In a preceding chapter ("The Mysterious Power") it was seen that the concept of a power of some sort, personal or impersonal, may naturally arise from a situation involving strained attention or interest. First the object itself is regarded with interest, then gradually the notion grows that some things, such as dangerous or fleet-footed animals, swift rivers, have a `power' which requires of men special attention, circumspect action. There seems no reason why this vague notion of a force, or potency, should not be gradually extended as a sort of semiconscious `concept' to interpret all phenomena and things which arouse attention, and that it should account also for the well-realized values of the things of concern in daily life. The man, also, whom the savage fears, is in the same way regarded as `possessed' of some madness or `power.' We may, with Frazer, call such a person a man-god 1 if we wish, or, more simply, regard him as merely the sort of a case which helps to generate in the savage mind the semiconscious theory of a `power' to which may be attributed all the peculiarities of his environment.
This notion that there is a `power' in the interesting object is further strengthened by seeming instances of the transmission of the energy from one person or thing to another.

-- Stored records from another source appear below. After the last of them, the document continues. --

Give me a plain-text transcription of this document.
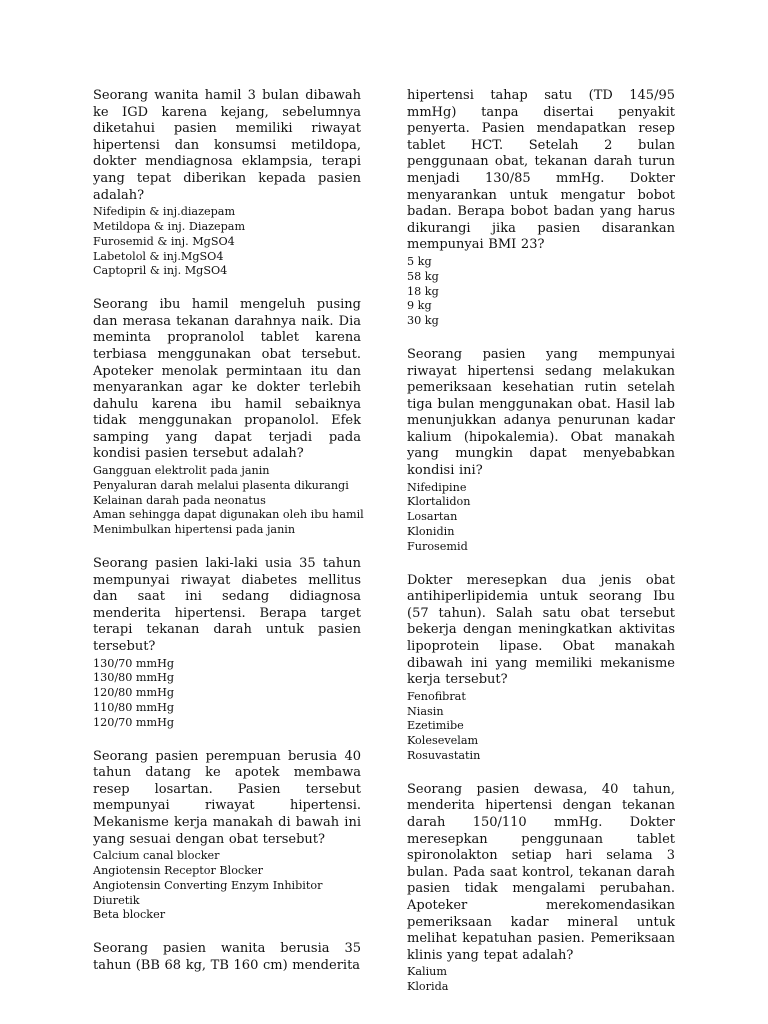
Seorang wanita hamil 3 bulan dibawah ke IGD karena kejang, sebelumnya diketahui pasien memiliki riwayat hipertensi dan konsumsi metildopa, dokter mendiagnosa eklampsia, terapi yang tepat diberikan kepada pasien adalah?

Nifedipin & inj.diazepam
Metildopa & inj. Diazepam
Furosemid & inj. MgSO4
Labetolol & inj.MgSO4
Captopril & inj. MgSO4

Seorang ibu hamil mengeluh pusing dan merasa tekanan darahnya naik. Dia meminta propranolol tablet karena terbiasa menggunakan obat tersebut. Apoteker menolak permintaan itu dan menyarankan agar ke dokter terlebih dahulu karena ibu hamil sebaiknya tidak menggunakan propanolol. Efek samping yang dapat terjadi pada kondisi pasien tersebut adalah?

Gangguan elektrolit pada janin
Penyaluran darah melalui plasenta dikurangi
Kelainan darah pada neonatus
Aman sehingga dapat digunakan oleh ibu hamil
Menimbulkan hipertensi pada janin

Seorang pasien laki-laki usia 35 tahun mempunyai riwayat diabetes mellitus dan saat ini sedang didiagnosa menderita hipertensi. Berapa target terapi tekanan darah untuk pasien tersebut?

130/70 mmHg
130/80 mmHg
120/80 mmHg
110/80 mmHg
120/70 mmHg

Seorang pasien perempuan berusia 40 tahun datang ke apotek membawa resep losartan. Pasien tersebut mempunyai riwayat hipertensi. Mekanisme kerja manakah di bawah ini yang sesuai dengan obat tersebut?

Calcium canal blocker
Angiotensin Receptor Blocker
Angiotensin Converting Enzym Inhibitor
Diuretik
Beta blocker

Seorang pasien wanita berusia 35 tahun (BB 68 kg, TB 160 cm) menderita

hipertensi tahap satu (TD 145/95 mmHg) tanpa disertai penyakit penyerta. Pasien mendapatkan resep tablet HCT. Setelah 2 bulan penggunaan obat, tekanan darah turun menjadi 130/85 mmHg. Dokter menyarankan untuk mengatur bobot badan. Berapa bobot badan yang harus dikurangi jika pasien disarankan mempunyai BMI 23?

5 kg
58 kg
18 kg
9 kg
30 kg

Seorang pasien yang mempunyai riwayat hipertensi sedang melakukan pemeriksaan kesehatian rutin setelah tiga bulan menggunakan obat. Hasil lab menunjukkan adanya penurunan kadar kalium (hipokalemia). Obat manakah yang mungkin dapat menyebabkan kondisi ini?

Nifedipine
Klortalidon
Losartan
Klonidin
Furosemid

Dokter meresepkan dua jenis obat antihiperlipidemia untuk seorang Ibu (57 tahun). Salah satu obat tersebut bekerja dengan meningkatkan aktivitas lipoprotein lipase. Obat manakah dibawah ini yang memiliki mekanisme kerja tersebut?

Fenofibrat
Niasin
Ezetimibe
Kolesevelam
Rosuvastatin

Seorang pasien dewasa, 40 tahun, menderita hipertensi dengan tekanan darah 150/110 mmHg. Dokter meresepkan penggunaan tablet spironolakton setiap hari selama 3 bulan. Pada saat kontrol, tekanan darah pasien tidak mengalami perubahan. Apoteker merekomendasikan pemeriksaan kadar mineral untuk melihat kepatuhan pasien. Pemeriksaan klinis yang tepat adalah?

Kalium
Klorida
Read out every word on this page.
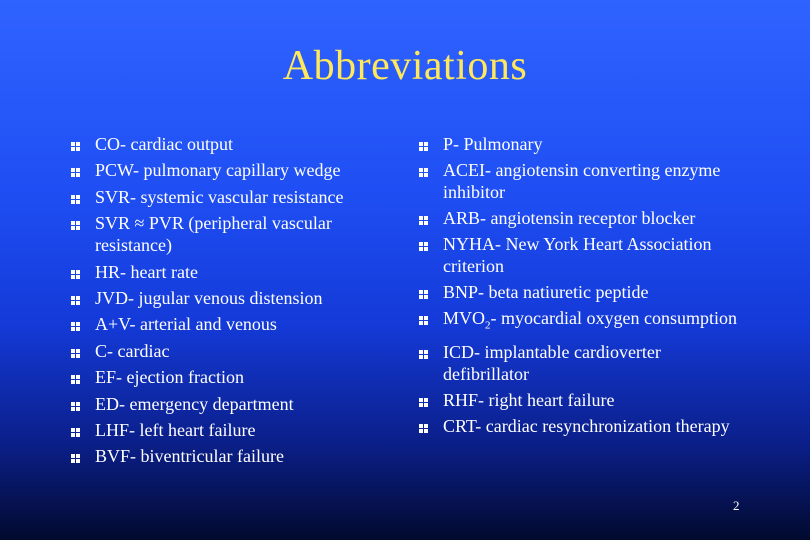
Abbreviations
CO- cardiac output
PCW- pulmonary capillary wedge
SVR- systemic vascular resistance
SVR ≈ PVR (peripheral vascular resistance)
HR- heart rate
JVD- jugular venous distension
A+V- arterial and venous
C- cardiac
EF- ejection fraction
ED- emergency department
LHF- left heart failure
BVF- biventricular failure
P- Pulmonary
ACEI- angiotensin converting enzyme inhibitor
ARB- angiotensin receptor blocker
NYHA- New York Heart Association criterion
BNP- beta natiuretic peptide
$MVO_2-$ myocardial oxygen consumption
ICD- implantable cardioverter defibrillator
RHF- right heart failure
CRT- cardiac resynchronization therapy
2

The savage is familiar with cases where one body acts upon another with striking results. "Some qualities or characteristics of things are, in a sense, transmissible. Death as such is not infectious, but small-pox is. The touch of a pregnant woman will not impart her fertility, but her warm hand will impart warmth. But there is probably a little more in the matter than a too hasty generalization. There is the conception of a quality as something quasi-substantial."

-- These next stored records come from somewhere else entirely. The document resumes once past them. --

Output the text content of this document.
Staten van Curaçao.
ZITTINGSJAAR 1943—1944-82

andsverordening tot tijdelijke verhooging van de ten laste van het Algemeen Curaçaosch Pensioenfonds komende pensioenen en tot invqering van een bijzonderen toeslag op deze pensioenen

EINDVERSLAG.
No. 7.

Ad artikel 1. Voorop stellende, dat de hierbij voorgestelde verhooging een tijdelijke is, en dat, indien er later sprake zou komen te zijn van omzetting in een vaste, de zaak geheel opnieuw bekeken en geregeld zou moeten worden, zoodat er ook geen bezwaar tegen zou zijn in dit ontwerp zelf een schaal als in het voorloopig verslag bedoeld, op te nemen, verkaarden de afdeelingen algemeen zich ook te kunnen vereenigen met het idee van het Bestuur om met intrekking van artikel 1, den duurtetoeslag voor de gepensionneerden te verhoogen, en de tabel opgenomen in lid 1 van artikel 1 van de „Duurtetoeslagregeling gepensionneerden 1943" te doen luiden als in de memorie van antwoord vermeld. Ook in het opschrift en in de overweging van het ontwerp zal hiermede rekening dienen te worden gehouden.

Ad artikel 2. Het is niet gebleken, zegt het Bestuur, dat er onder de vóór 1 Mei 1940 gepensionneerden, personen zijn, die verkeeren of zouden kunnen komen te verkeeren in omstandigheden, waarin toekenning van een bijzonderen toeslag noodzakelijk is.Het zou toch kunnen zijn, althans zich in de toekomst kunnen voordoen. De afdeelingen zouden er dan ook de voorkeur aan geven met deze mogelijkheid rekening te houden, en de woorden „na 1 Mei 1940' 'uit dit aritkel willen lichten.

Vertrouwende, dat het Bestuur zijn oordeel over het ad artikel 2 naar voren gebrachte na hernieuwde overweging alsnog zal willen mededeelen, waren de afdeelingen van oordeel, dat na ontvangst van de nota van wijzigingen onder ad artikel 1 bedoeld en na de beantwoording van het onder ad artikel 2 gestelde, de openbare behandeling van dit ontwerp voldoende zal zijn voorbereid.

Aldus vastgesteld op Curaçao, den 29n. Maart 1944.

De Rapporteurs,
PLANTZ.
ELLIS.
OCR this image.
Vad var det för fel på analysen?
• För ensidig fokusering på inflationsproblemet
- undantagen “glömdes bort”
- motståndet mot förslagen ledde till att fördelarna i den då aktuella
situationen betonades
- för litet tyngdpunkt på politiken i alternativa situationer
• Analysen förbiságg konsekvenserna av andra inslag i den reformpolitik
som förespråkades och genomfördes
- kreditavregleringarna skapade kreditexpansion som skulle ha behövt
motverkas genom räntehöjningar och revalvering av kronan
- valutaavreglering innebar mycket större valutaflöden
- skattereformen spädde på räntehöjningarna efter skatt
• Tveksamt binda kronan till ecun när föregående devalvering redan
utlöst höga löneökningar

Association of one thing with another by contiguity may further strengthen the belief in the reality of a `power' in nature, more or less separable from particular objects. Thus, when connections out of the ordinary are noted and are followed by striking events, the primitive mind is immediately suspicious of some hidden connection. Rivers reports that the family of the Toda from whom he obtained much of his in-formation soon suffered a number of misfortunes, sickness, death, and fire, coincidences inevitably impressive to the savage mind.

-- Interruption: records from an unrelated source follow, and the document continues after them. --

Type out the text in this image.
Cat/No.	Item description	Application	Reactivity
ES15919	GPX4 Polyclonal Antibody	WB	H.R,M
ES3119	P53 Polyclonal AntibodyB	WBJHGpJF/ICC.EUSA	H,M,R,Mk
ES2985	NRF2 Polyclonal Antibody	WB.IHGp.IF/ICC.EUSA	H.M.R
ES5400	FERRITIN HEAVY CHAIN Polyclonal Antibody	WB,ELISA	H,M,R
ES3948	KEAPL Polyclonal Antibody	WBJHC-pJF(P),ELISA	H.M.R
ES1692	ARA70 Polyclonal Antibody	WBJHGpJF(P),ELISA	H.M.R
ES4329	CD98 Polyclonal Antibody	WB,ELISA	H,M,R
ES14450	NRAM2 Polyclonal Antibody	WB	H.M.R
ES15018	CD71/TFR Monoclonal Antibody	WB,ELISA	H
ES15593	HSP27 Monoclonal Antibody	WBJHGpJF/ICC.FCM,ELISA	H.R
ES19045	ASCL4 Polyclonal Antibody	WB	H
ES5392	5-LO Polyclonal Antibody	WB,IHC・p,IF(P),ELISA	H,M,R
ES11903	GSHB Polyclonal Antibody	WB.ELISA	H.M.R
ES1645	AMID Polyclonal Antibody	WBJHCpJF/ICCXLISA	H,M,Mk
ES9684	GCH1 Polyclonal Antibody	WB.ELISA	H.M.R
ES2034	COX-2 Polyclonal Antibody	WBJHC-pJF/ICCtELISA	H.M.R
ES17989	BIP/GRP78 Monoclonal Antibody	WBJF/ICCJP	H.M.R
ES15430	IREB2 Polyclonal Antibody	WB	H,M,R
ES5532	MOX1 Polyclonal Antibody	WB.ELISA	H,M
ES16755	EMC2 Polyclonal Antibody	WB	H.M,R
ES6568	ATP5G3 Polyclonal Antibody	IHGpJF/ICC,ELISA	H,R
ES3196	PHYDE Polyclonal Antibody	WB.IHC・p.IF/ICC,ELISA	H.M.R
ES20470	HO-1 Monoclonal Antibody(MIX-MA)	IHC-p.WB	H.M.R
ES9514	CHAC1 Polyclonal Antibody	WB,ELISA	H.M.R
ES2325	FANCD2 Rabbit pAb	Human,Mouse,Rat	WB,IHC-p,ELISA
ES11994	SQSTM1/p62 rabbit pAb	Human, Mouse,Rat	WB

As we have already pointed out, the so-called universal animism of primitive races is in large measure this feeling that there is in nature a vague potency of some sort which under-lies most of its phenomena, as well as most of the things that men themselves accomplish. The fundamental theory of Shinto is this theory of the universe as sentient, beneficent, or to be dreaded, as the case may be. The theory was not that of spiritism, but simply that the world was alive, possessed of power, no attempt being made to distinguish any spirit part as such. Thus the adherent of Shinto revered buildings, provinces, trees, heaven and earth, human rulers, birds, beasts, plants, seas, mountains, and all of them directly, not necessarily some spirit part of them. They were objects which in various ways attracted his attention, deserved to be dreaded for the powers which they possessed. Such, Aston tells us, were the first Shinto deities. They were real objects of worship, and real religious rites were developed in their honor without any definite personality being attributed to them.' This he explains on the ground that the Japanese have such a feeble concept of personality.
We have in these cases and in those cited from the Todas what may, for convenience, be called an early stage in the development of the deity per se; that is, forms of worship clustering about various objects of interest, probably the direct out-growth of the practical and playful adjustments which these objects of interest originally aroused. The object of interest is felt to possess a potency of some sort, but it is not as yet associated with or conceived in terms of personality. In this same category we should class the widely prevalent ceremonies with which the new moon is greeted, of which Frazer has collected many instances, and which he explains as "intended to renew and invigorate, by means of sympathetic magic, the life of man." It seems to us much simpler to think of these ceremonies as originating in pure, spontaneous joyousness or sportiveness, similar to that described by Stow as appearing among the Bushmen on the advent of the new moon. As the idea of a `power' developed, these sports and dances would naturally be associated with the moon and would be conceived as due to some invigorating influence of its mysterious crescence. In time, the serious phase of the matter might be-come more prominent and the sport and spontaneous joyousness would then be interpreted as the means by all odds most necessary through which to secure to man the peculiar `strength' of the moon. These rites may be called magical, but to the present writer they are rudimentarily religious, i.e. social rites for obtaining `power,' with no very definite conception of the moon as a personality.